Exocomets
This illustration shows several comets speeding across a vast protoplanetary disk of gas and dust and heading straight for the youthful, central star. These "kamikaze" comets will eventually plunge into the star and vaporize. The comets are too small to photograph, but their gaseous spectral "fingerprints" on the star's light were detected by NASA's Hubble Space Telescope. The gravitational influence of a suspected Jupiter-sized planet in the foreground may have catapulted the comets into the star. This star, called HD 172555, represents the third extrasolar system where astronomers have detected doomed, wayward comets. The star resides 95 light-years from Earth. NASA, ESA, A. Feild and G. Bacon (STScI)

It is only 23 million years old, and for a star so young, HD 172555 is seeing some pretty interesting activity: a rain of comets.

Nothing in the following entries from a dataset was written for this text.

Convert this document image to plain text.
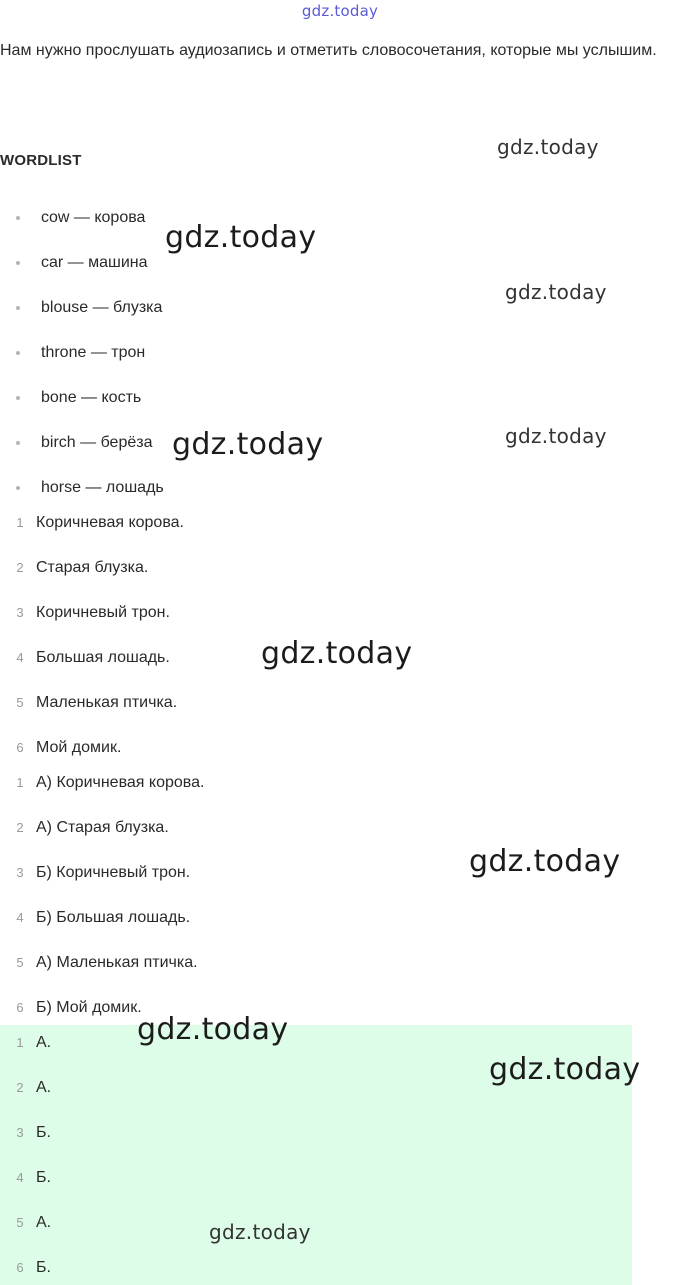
gdz.today
Нам нужно прослушать аудиозапись и отметить словосочетания, которые мы услышим.
WORDLIST
cow — корова
car — машина
blouse — блузка
throne — трон
bone — кость
birch — берёза
horse — лошадь
1 Коричневая корова.
2 Старая блузка.
3 Коричневый трон.
4 Большая лошадь.
5 Маленькая птичка.
6 Мой домик.
1 А) Коричневая корова.
2 А) Старая блузка.
3 Б) Коричневый трон.
4 Б) Большая лошадь.
5 А) Маленькая птичка.
6 Б) Мой домик.
1 А.
2 А.
3 Б.
4 Б.
5 А.
6 Б.
gdz.today
gdz.today
gdz.today
gdz.today	gdz.today
gdz.today
gdz.today
gdz.today
gdz.today
gdz.today
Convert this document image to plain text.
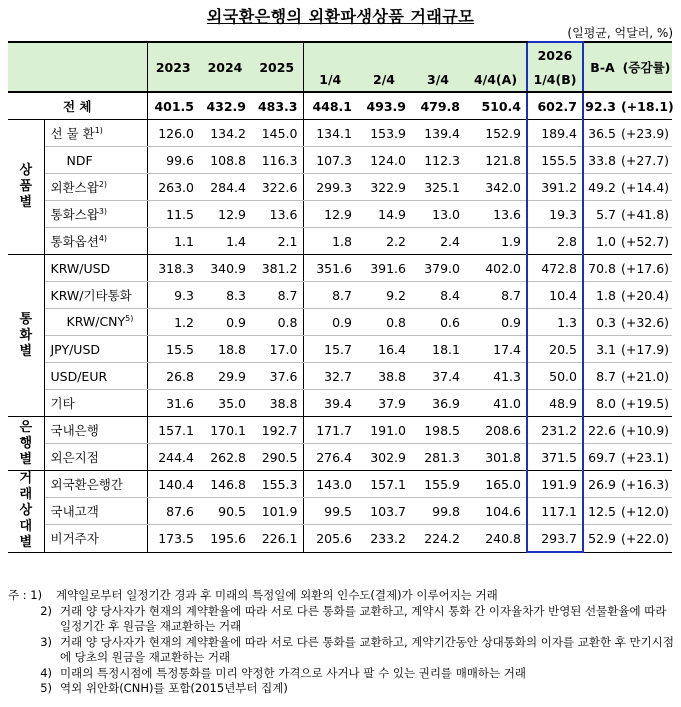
외국환은행의 외환파생상품 거래규모
(일평균, 억달러, %)
		2023	2024	2025					2026	B-A	(증감률)
					1/4	2/4	3/4	4/4(A)	1/4(B)		
전 체		401.5	432.9	483.3	448.1	493.9	479.8	510.4	602.7	92.3	(+18.1)
상품별	선 물 환$^{1)}$	126.0	134.2	145.0	134.1	153.9	139.4	152.9	189.4	36.5	(+23.9)
	NDF	99.6	108.8	116.3	107.3	124.0	112.3	121.8	155.5	33.8	(+27.7)
	외환스왑$^{2)}$	263.0	284.4	322.6	299.3	322.9	325.1	342.0	391.2	49.2	(+14.4)
	통화스왑$^{3)}$	11.5	12.9	13.6	12.9	14.9	13.0	13.6	19.3	5.7	(+41.8)
	통화옵션$^{4)}$	1.1	1.4	2.1	1.8	2.2	2.4	1.9	2.8	1.0	(+52.7)
통화별	KRW/USD	318.3	340.9	381.2	351.6	391.6	379.0	402.0	472.8	70.8	(+17.6)
	KRW/기타통화	9.3	8.3	8.7	8.7	9.2	8.4	8.7	10.4	1.8	(+20.4)
	KRW/CNY$^{5)}$	1.2	0.9	0.8	0.9	0.8	0.6	0.9	1.3	0.3	(+32.6)
	JPY/USD	15.5	18.8	17.0	15.7	16.4	18.1	17.4	20.5	3.1	(+17.9)
	USD/EUR	26.8	29.9	37.6	32.7	38.8	37.4	41.3	50.0	8.7	(+21.0)
	기타	31.6	35.0	38.8	39.4	37.9	36.9	41.0	48.9	8.0	(+19.5)
은행별	국내은행	157.1	170.1	192.7	171.7	191.0	198.5	208.6	231.2	22.6	(+10.9)
	외은지점	244.4	262.8	290.5	276.4	302.9	281.3	301.8	371.5	69.7	(+23.1)
거래상대별	외국환은행간	140.4	146.8	155.3	143.0	157.1	155.9	165.0	191.9	26.9	(+16.3)
	국내고객	87.6	90.5	101.9	99.5	103.7	99.8	104.6	117.1	12.5	(+12.0)
	비거주자	173.5	195.6	226.1	205.6	233.2	224.2	240.8	293.7	52.9	(+22.0)
주 : 1)	계약일로부터 일정기간 경과 후 미래의 특정일에 외환의 인수도(결제)가 이루어지는 거래
2) 거래 양 당사자가 현재의 계약환율에 따라 서로 다른 통화를 교환하고, 계약시 통화 간 이자율차가 반영된 선물환율에 따라 일정기간 후 원금을 재교환하는 거래
3) 거래 양 당사자가 현재의 계약환율에 따라 서로 다른 통화를 교환하고, 계약기간동안 상대통화의 이자를 교환한 후 만기시점에 당초의 원금을 재교환하는 거래
4) 미래의 특정시점에 특정통화를 미리 약정한 가격으로 사거나 팔 수 있는 권리를 매매하는 거래
5) 역외 위안화(CNH)를 포함(2015년부터 집계)
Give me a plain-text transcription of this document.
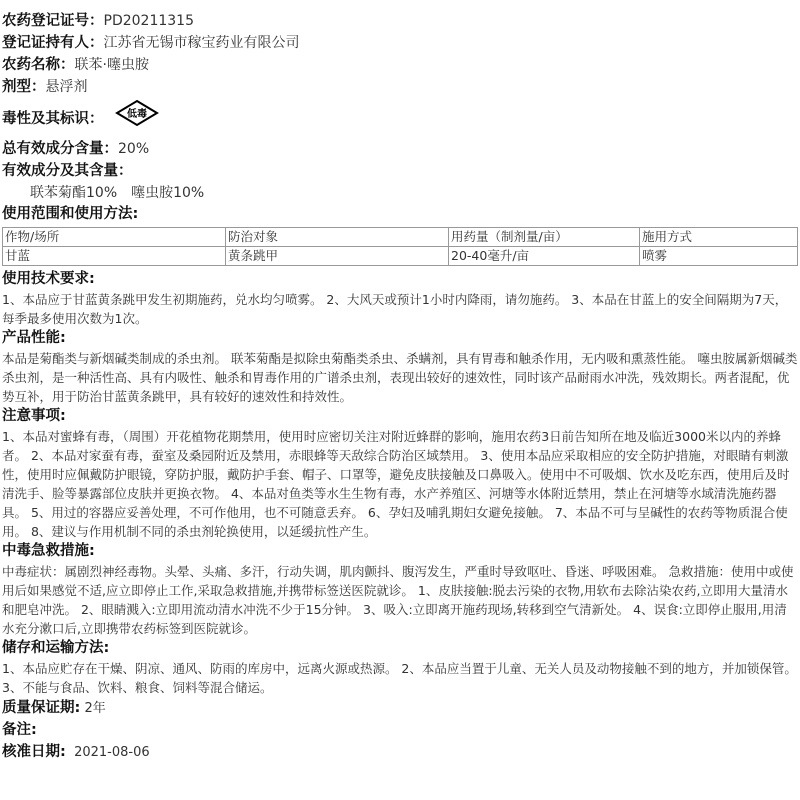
农药登记证号：PD20211315
登记证持有人：江苏省无锡市稼宝药业有限公司
农药名称：联苯·噻虫胺
剂型：悬浮剂
毒性及其标识： 低毒
总有效成分含量：20%
有效成分及其含量：
联苯菊酯10%　噻虫胺10%
使用范围和使用方法:
作物/场所	防治对象	用药量（制剂量/亩）	施用方式
甘蓝	黄条跳甲	20-40毫升/亩	喷雾
使用技术要求:
1、本品应于甘蓝黄条跳甲发生初期施药，兑水均匀喷雾。 2、大风天或预计1小时内降雨，请勿施药。 3、本品在甘蓝上的安全间隔期为7天，每季最多使用次数为1次。
产品性能:
本品是菊酯类与新烟碱类制成的杀虫剂。 联苯菊酯是拟除虫菊酯类杀虫、杀螨剂，具有胃毒和触杀作用，无内吸和熏蒸性能。 噻虫胺属新烟碱类杀虫剂，是一种活性高、具有内吸性、触杀和胃毒作用的广谱杀虫剂，表现出较好的速效性，同时该产品耐雨水冲洗，残效期长。两者混配，优势互补，用于防治甘蓝黄条跳甲，具有较好的速效性和持效性。
注意事项:
1、本品对蜜蜂有毒，（周围）开花植物花期禁用，使用时应密切关注对附近蜂群的影响，施用农药3日前告知所在地及临近3000米以内的养蜂者。 2、本品对家蚕有毒，蚕室及桑园附近及禁用，赤眼蜂等天敌综合防治区域禁用。 3、使用本品应采取相应的安全防护措施，对眼睛有刺激性，使用时应佩戴防护眼镜，穿防护服，戴防护手套、帽子、口罩等，避免皮肤接触及口鼻吸入。使用中不可吸烟、饮水及吃东西，使用后及时清洗手、脸等暴露部位皮肤并更换衣物。 4、本品对鱼类等水生生物有毒，水产养殖区、河塘等水体附近禁用，禁止在河塘等水域清洗施药器具。 5、用过的容器应妥善处理，不可作他用，也不可随意丢弃。 6、孕妇及哺乳期妇女避免接触。 7、本品不可与呈碱性的农药等物质混合使用。 8、建议与作用机制不同的杀虫剂轮换使用，以延缓抗性产生。
中毒急救措施:
中毒症状：属剧烈神经毒物。头晕、头痛、多汗，行动失调，肌肉颤抖、腹泻发生，严重时导致呕吐、昏迷、呼吸困难。 急救措施：使用中或使用后如果感觉不适,应立即停止工作,采取急救措施,并携带标签送医院就诊。 1、皮肤接触:脱去污染的衣物,用软布去除沾染农药,立即用大量清水和肥皂冲洗。 2、眼睛溅入:立即用流动清水冲洗不少于15分钟。 3、吸入:立即离开施药现场,转移到空气清新处。 4、误食:立即停止服用,用清水充分漱口后,立即携带农药标签到医院就诊。
储存和运输方法:
1、本品应贮存在干燥、阴凉、通风、防雨的库房中，远离火源或热源。 2、本品应当置于儿童、无关人员及动物接触不到的地方，并加锁保管。 3、不能与食品、饮料、粮食、饲料等混合储运。
质量保证期: 2年
备注:
核准日期: 2021-08-06
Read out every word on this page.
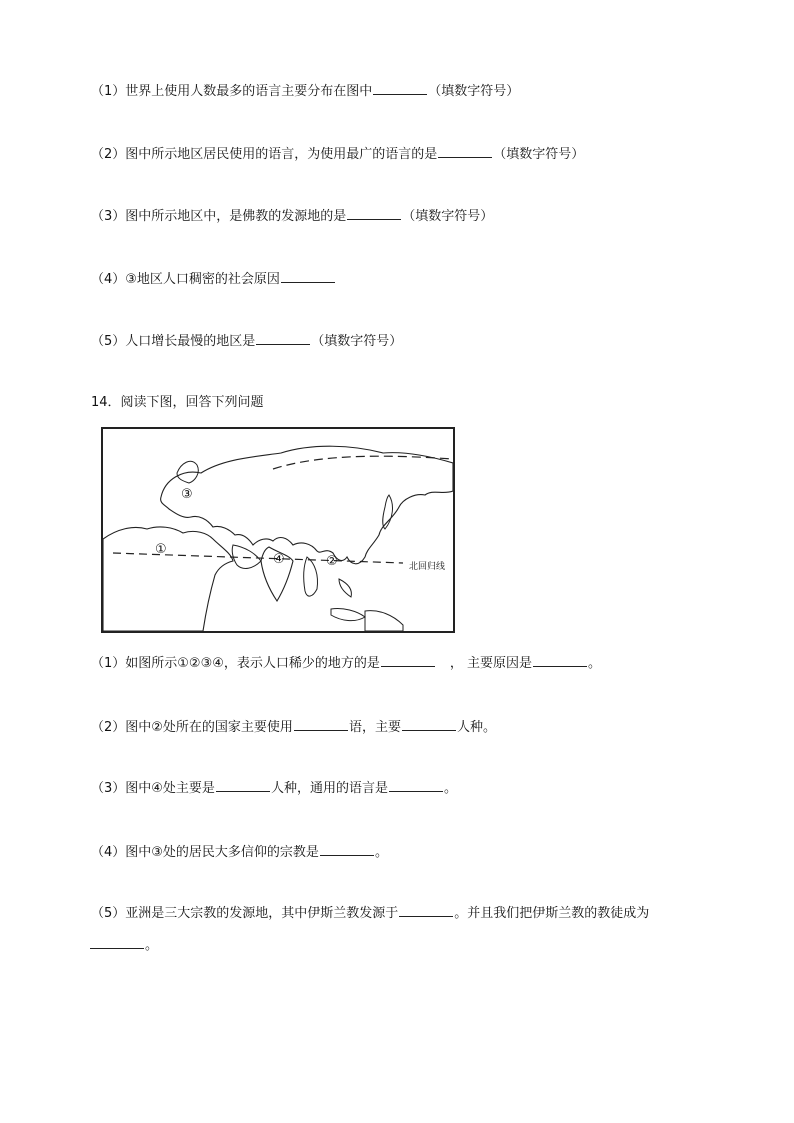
（1）世界上使用人数最多的语言主要分布在图中	（填数字符号）
（2）图中所示地区居民使用的语言，为使用最广的语言的是	（填数字符号）
（3）图中所示地区中，是佛教的发源地的是	（填数字符号）
（4）③地区人口稠密的社会原因
（5）人口增长最慢的地区是	（填数字符号）
14．阅读下图，回答下列问题
北回归线
①
②
③
④
（1）如图所示①②③④，表示人口稀少的地方的是	， 主要原因是	。
（2）图中②处所在的国家主要使用	语，主要	人种。
（3）图中④处主要是	人种，通用的语言是	。
（4）图中③处的居民大多信仰的宗教是	。
（5）亚洲是三大宗教的发源地，其中伊斯兰教发源于	。并且我们把伊斯兰教的教徒成为
。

Using NASA’s Hubble Space Telescope, astronomers have detected numerous exocomets — comets outside our solar system — plunging into the star which is about 95 light-years from Earth. These exocomets were not seen directly but their erstwhile presence was inferred by the gases their icy nuclei left behind as they vaporized.

Such phenomenon has been observed in two other star systems, both of them under 40 million years old, as well as in our own solar system, which dates back about 5 billion years.

“This activity at its peak represents a star’s active teenage years. Watching these events gives us insight into what probably went on in the early days of our solar system, when comets were pelting the inner solar system bodies, including Earth. In fact, these star-grazing comets may make life possible, because they carry water and other life-forming elements, such as carbon, to terrestrial planets,” Carol Grady of Eureka Scientific Inc. in Oakland, California, and NASA's Goddard Spaceflight Center in Greenbelt, Maryland, said in a statement.

The presence of these comets plunging to their deaths is indicative of “gravitational stirring” by a large Jupiter-sized planet whose gravity deflects the exocomets toward their doom. And the presence of inward-falling comets in other star systems could also mean that similar activity in our solar system was responsible for transporting water to Earth and the other inner planets.

The exocomets transiting HD 172555 were first discovered by French astronomers, who used spectrograph equipment of the European Southern Observatory to detect traces of calcium imprinted in the starlight. Grady’s team, following up on that discovery, found additional signs of silicon and carbon gas in the starlight, moving at about 360,000 miles an hour across the star’s face. And now, her team wants to look for hydrogen and oxygen as well.

“Hubble shows that these star-grazers look and move like comets, but until we determine their composition, we cannot confirm they are comets. We need additional data to establish whether our star-grazers are icy like comets or more rocky like asteroids,” Grady said in the statement.

Grady and her team that made the latest exocomet observations presented its findings at the ongoing 229th meeting of the American Astronomical Society in Grapevine, Texas.